Ma sœur ne serait pas la bienvenue à l’enterrement. Elle ne serait pas submergée de cartes de sympathie. Ses enfants, tellement pris dans leur propre perte, ont revécu le traumatisme du divorce et il y avait peu de chances qu’ils partagent un chagrin mutuel avec le parent restant.

Il a fallu beaucoup de temps à ma sœur pour surmonter le divorce, et maintenant ces émotions ont été réactivées. Elle a vécu à nouveau le blâme, la colère, la perte et le regret. Pourtant, elle sentait que ses émotions étaient en quelque sorte illégitimes. Pourquoi devrait-elle réagir si fortement? Pourquoi devrait-elle pleurer la perte d’un homme qu’elle n’aimait plus? Il était naturel pour ses enfants de pleurer la mort de leur père. Tout le monde s’attendait à ce que sa femme actuelle pleure. Mais son ex-femme ? Où s’est-elle insérée dans la photo ?

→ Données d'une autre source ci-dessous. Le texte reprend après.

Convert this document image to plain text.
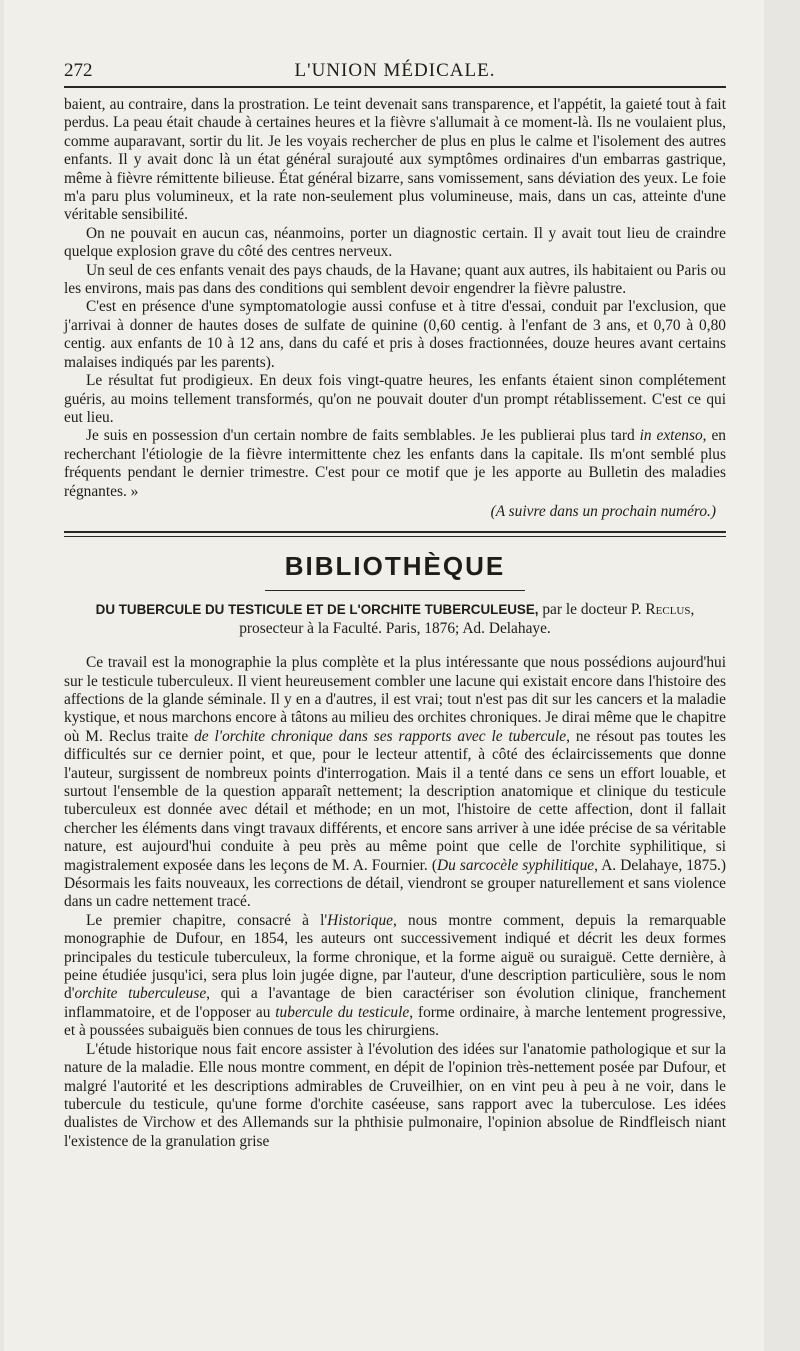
272	L'UNION MÉDICALE.

baient, au contraire, dans la prostration. Le teint devenait sans transparence, et l'appétit, la gaieté tout à fait perdus. La peau était chaude à certaines heures et la fièvre s'allumait à ce moment-là. Ils ne voulaient plus, comme auparavant, sortir du lit. Je les voyais rechercher de plus en plus le calme et l'isolement des autres enfants. Il y avait donc là un état général surajouté aux symptômes ordinaires d'un embarras gastrique, même à fièvre rémittente bilieuse. État général bizarre, sans vomissement, sans déviation des yeux. Le foie m'a paru plus volumineux, et la rate non-seulement plus volumineuse, mais, dans un cas, atteinte d'une véritable sensibilité.

On ne pouvait en aucun cas, néanmoins, porter un diagnostic certain. Il y avait tout lieu de craindre quelque explosion grave du côté des centres nerveux.

Un seul de ces enfants venait des pays chauds, de la Havane; quant aux autres, ils habitaient ou Paris ou les environs, mais pas dans des conditions qui semblent devoir engendrer la fièvre palustre.

C'est en présence d'une symptomatologie aussi confuse et à titre d'essai, conduit par l'exclusion, que j'arrivai à donner de hautes doses de sulfate de quinine (0,60 centig. à l'enfant de 3 ans, et 0,70 à 0,80 centig. aux enfants de 10 à 12 ans, dans du café et pris à doses fractionnées, douze heures avant certains malaises indiqués par les parents).

Le résultat fut prodigieux. En deux fois vingt-quatre heures, les enfants étaient sinon complétement guéris, au moins tellement transformés, qu'on ne pouvait douter d'un prompt rétablissement. C'est ce qui eut lieu.

Je suis en possession d'un certain nombre de faits semblables. Je les publierai plus tard in extenso, en recherchant l'étiologie de la fièvre intermittente chez les enfants dans la capitale. Ils m'ont semblé plus fréquents pendant le dernier trimestre. C'est pour ce motif que je les apporte au Bulletin des maladies régnantes. »

(A suivre dans un prochain numéro.)

BIBLIOTHÈQUE

DU TUBERCULE DU TESTICULE ET DE L'ORCHITE TUBERCULEUSE, par le docteur P. Reclus, prosecteur à la Faculté. Paris, 1876; Ad. Delahaye.

Ce travail est la monographie la plus complète et la plus intéressante que nous possédions aujourd'hui sur le testicule tuberculeux. Il vient heureusement combler une lacune qui existait encore dans l'histoire des affections de la glande séminale. Il y en a d'autres, il est vrai; tout n'est pas dit sur les cancers et la maladie kystique, et nous marchons encore à tâtons au milieu des orchites chroniques. Je dirai même que le chapitre où M. Reclus traite de l'orchite chronique dans ses rapports avec le tubercule, ne résout pas toutes les difficultés sur ce dernier point, et que, pour le lecteur attentif, à côté des éclaircissements que donne l'auteur, surgissent de nombreux points d'interrogation. Mais il a tenté dans ce sens un effort louable, et surtout l'ensemble de la question apparaît nettement; la description anatomique et clinique du testicule tuberculeux est donnée avec détail et méthode; en un mot, l'histoire de cette affection, dont il fallait chercher les éléments dans vingt travaux différents, et encore sans arriver à une idée précise de sa véritable nature, est aujourd'hui conduite à peu près au même point que celle de l'orchite syphilitique, si magistralement exposée dans les leçons de M. A. Fournier. (Du sarcocèle syphilitique, A. Delahaye, 1875.) Désormais les faits nouveaux, les corrections de détail, viendront se grouper naturellement et sans violence dans un cadre nettement tracé.

Le premier chapitre, consacré à l'Historique, nous montre comment, depuis la remarquable monographie de Dufour, en 1854, les auteurs ont successivement indiqué et décrit les deux formes principales du testicule tuberculeux, la forme chronique, et la forme aiguë ou suraiguë. Cette dernière, à peine étudiée jusqu'ici, sera plus loin jugée digne, par l'auteur, d'une description particulière, sous le nom d'orchite tuberculeuse, qui a l'avantage de bien caractériser son évolution clinique, franchement inflammatoire, et de l'opposer au tubercule du testicule, forme ordinaire, à marche lentement progressive, et à poussées subaiguës bien connues de tous les chirurgiens.

L'étude historique nous fait encore assister à l'évolution des idées sur l'anatomie pathologique et sur la nature de la maladie. Elle nous montre comment, en dépit de l'opinion très-nettement posée par Dufour, et malgré l'autorité et les descriptions admirables de Cruveilhier, on en vint peu à peu à ne voir, dans le tubercule du testicule, qu'une forme d'orchite caséeuse, sans rapport avec la tuberculose. Les idées dualistes de Virchow et des Allemands sur la phthisie pulmonaire, l'opinion absolue de Rindfleisch niant l'existence de la granulation grise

Mais aucun chagrin n’est illégitime. Il n’y a pas de bonne ou de mauvaise façon de pleurer. Un ex qui a évolué peut encore éprouver du chagrin pour la façon dont les choses auraient pu être. Lorsque les émotions longtemps réprimées reviennent, ces sentiments peuvent sembler nouveaux. Les ex-partenaires pourraient ne pas être les bienvenus aux funérailles ou devraient contacter les membres de la famille, mais ils ont toujours besoin d’un exutoire pour leur deuil.

Il n’y a rien de mal à vivre du chagrin, de la confusion et des émotions fortes lorsqu’un ex meurt. Comme l’a dit Victor Frankl dans La Recherche de sens de l’homme, « Il n’est pas nécessaire d’avoir honte des larmes, car les larmes témoignent qu’une personne a le plus grand courage, c’est-à-dire le courage de souffrir. »

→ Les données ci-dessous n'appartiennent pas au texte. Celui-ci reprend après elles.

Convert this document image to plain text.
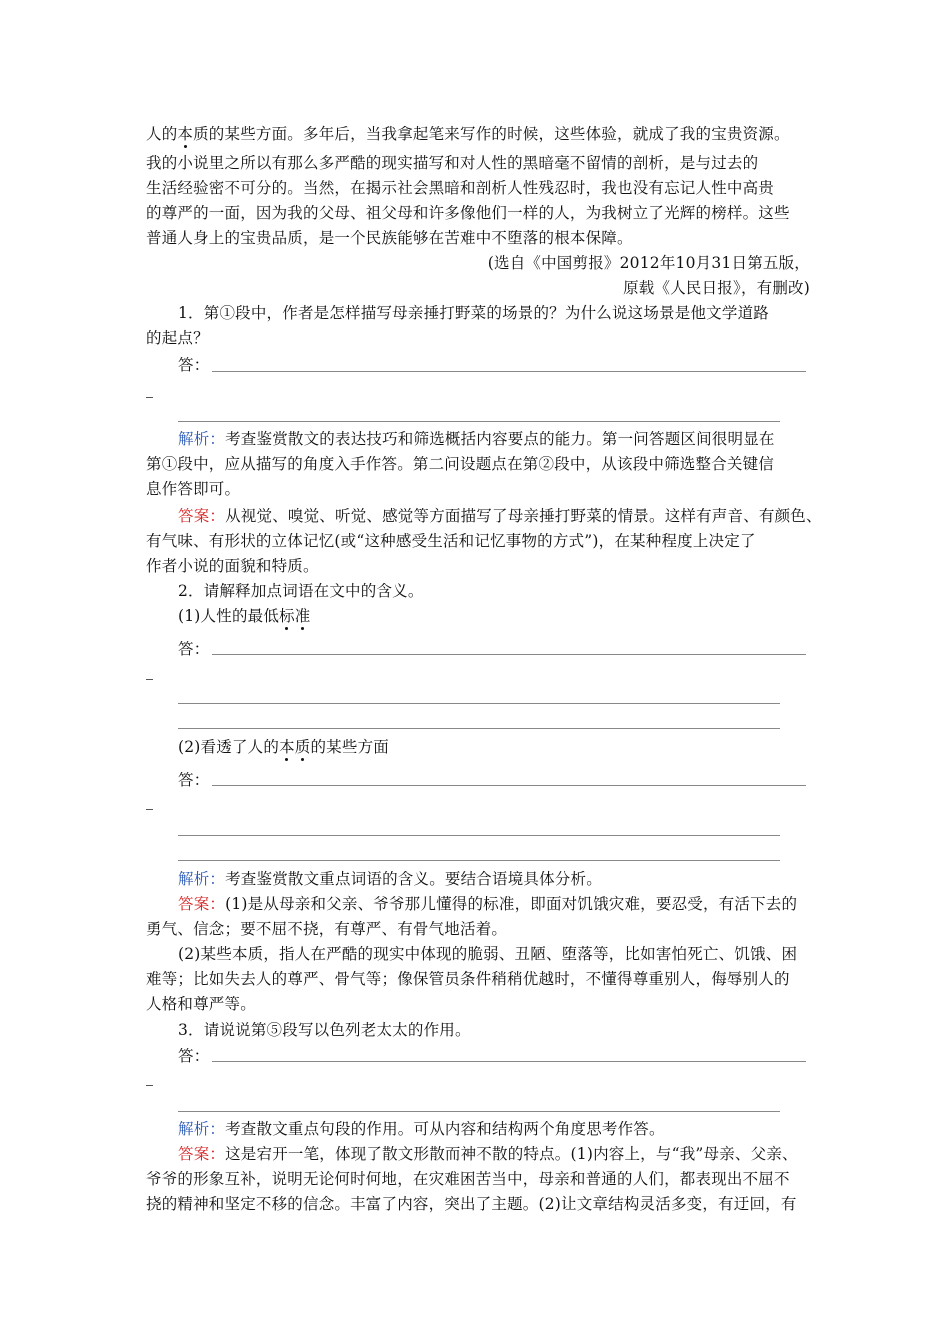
人的本质的某些方面。多年后，当我拿起笔来写作的时候，这些体验，就成了我的宝贵资源。
我的小说里之所以有那么多严酷的现实描写和对人性的黑暗毫不留情的剖析，是与过去的
生活经验密不可分的。当然，在揭示社会黑暗和剖析人性残忍时，我也没有忘记人性中高贵
的尊严的一面，因为我的父母、祖父母和许多像他们一样的人，为我树立了光辉的榜样。这些
普通人身上的宝贵品质，是一个民族能够在苦难中不堕落的根本保障。
(选自《中国剪报》2012年10月31日第五版，
原载《人民日报》，有删改)
1．第①段中，作者是怎样描写母亲捶打野菜的场景的？为什么说这场景是他文学道路
的起点？
答：
解析：考查鉴赏散文的表达技巧和筛选概括内容要点的能力。第一问答题区间很明显在
第①段中，应从描写的角度入手作答。第二问设题点在第②段中，从该段中筛选整合关键信
息作答即可。
答案：从视觉、嗅觉、听觉、感觉等方面描写了母亲捶打野菜的情景。这样有声音、有颜色、
有气味、有形状的立体记忆(或“这种感受生活和记忆事物的方式”)，在某种程度上决定了
作者小说的面貌和特质。
2．请解释加点词语在文中的含义。
(1)人性的最低标准
答：
(2)看透了人的本质的某些方面
答：
解析：考查鉴赏散文重点词语的含义。要结合语境具体分析。
答案：(1)是从母亲和父亲、爷爷那儿懂得的标准，即面对饥饿灾难，要忍受，有活下去的
勇气、信念；要不屈不挠，有尊严、有骨气地活着。
(2)某些本质，指人在严酷的现实中体现的脆弱、丑陋、堕落等，比如害怕死亡、饥饿、困
难等；比如失去人的尊严、骨气等；像保管员条件稍稍优越时，不懂得尊重别人，侮辱别人的
人格和尊严等。
3．请说说第⑤段写以色列老太太的作用。
答：
解析：考查散文重点句段的作用。可从内容和结构两个角度思考作答。
答案：这是宕开一笔，体现了散文形散而神不散的特点。(1)内容上，与“我”母亲、父亲、
爷爷的形象互补，说明无论何时何地，在灾难困苦当中，母亲和普通的人们，都表现出不屈不
挠的精神和坚定不移的信念。丰富了内容，突出了主题。(2)让文章结构灵活多变，有迂回，有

Mais il est important de trouver un endroit sûr pour verser ces larmes et évacuer ces émotions. Ma sœur a découvert qu’elle ne pouvait pas être ouverte avec tout le monde. Certaines personnes ont remis en question son droit de pleurer et ont pensé qu’elle était trop dramatique.

« Vous ne lui avez pas parlé depuis des lustres », a déclaré une personne. Une autre personne a commenté: « Pourquoi êtes-vous si contrarié? Il s’est remarié il y a longtemps. »

Il est important de se tenir à l’écart des personnes qui nient nos émotions ou nous critiquent pour les avoir exprimées. Heureusement, ma sœur avait un groupe d’amis très soudés qui comprenaient et acceptaient la légitimité de ses sentiments. Ils étaient assez perspicaces pour savoir qu’elle avait besoin de pleurer, et ils ne l’ont pas interrogée ni confrontée à ce sujet.

Aucune personne ne réagira de la même manière à la mort d’un ex, car il n’y a pas deux relations qui se ressemblent.

Contrairement à ma sœur, ma belle-sœur n’a pas ressenti de forte émotion lorsque son ex est décédé. Elle ne l’a même pas découvert avant quelques années plus tard. Puis sa seule émotion fut la surprise.

« On pourrait penser que j’aurais ressenti une sorte d’intuition quand il est mort « , dit-elle.  » Je suis surpris de ne rien ressentir du tout. »Elle était mariée à un autre partenaire depuis 25 ans et sa relation avec son ex faisait partie du passé d’il y a longtemps.

Lorsque mon ex-petit ami est décédé, je n’ai pas ressenti de chagrin accablant, mais j’ai ressenti de la tristesse et des regrets. Même s’il n’était pas un conjoint, j’étais avec lui depuis quatre ans. Tout le monde s’attendait à ce que nous nous mariions, nous en avons parlé et nous avons même planifié où nous allions vivre. Mais il manquait quelque chose dans notre relation, et nous l’avons finalement rompue.

Quand il est mort à 39 ans, j’ai ressenti de la tristesse et du regret qu’il soit mort si jeune. Mais j’étais marié et père de trois enfants à ce moment-là. Il n’y avait aucun résidu de bagage émotionnel et aucun amour persistant. Mon chagrin venait du fait qu’il n’avait jamais atteint ses aspirations professionnelles ni vécu la vie qu’il avait imaginée. Je me suis souvenu qu’il avait voulu devenir pharmacien et vivre dans la ferme familiale. Aucune de ces choses ne s’est jamais produite. C’était incroyablement triste.

Notre rupture avait été mutuelle. Nous nous étions séparés. Mais malgré le fait que je ne l’avais pas vu depuis des années, c’était quelqu’un dont j’avais été proche; une personne gentille et attentionnée qui pensait avoir toute sa vie devant lui.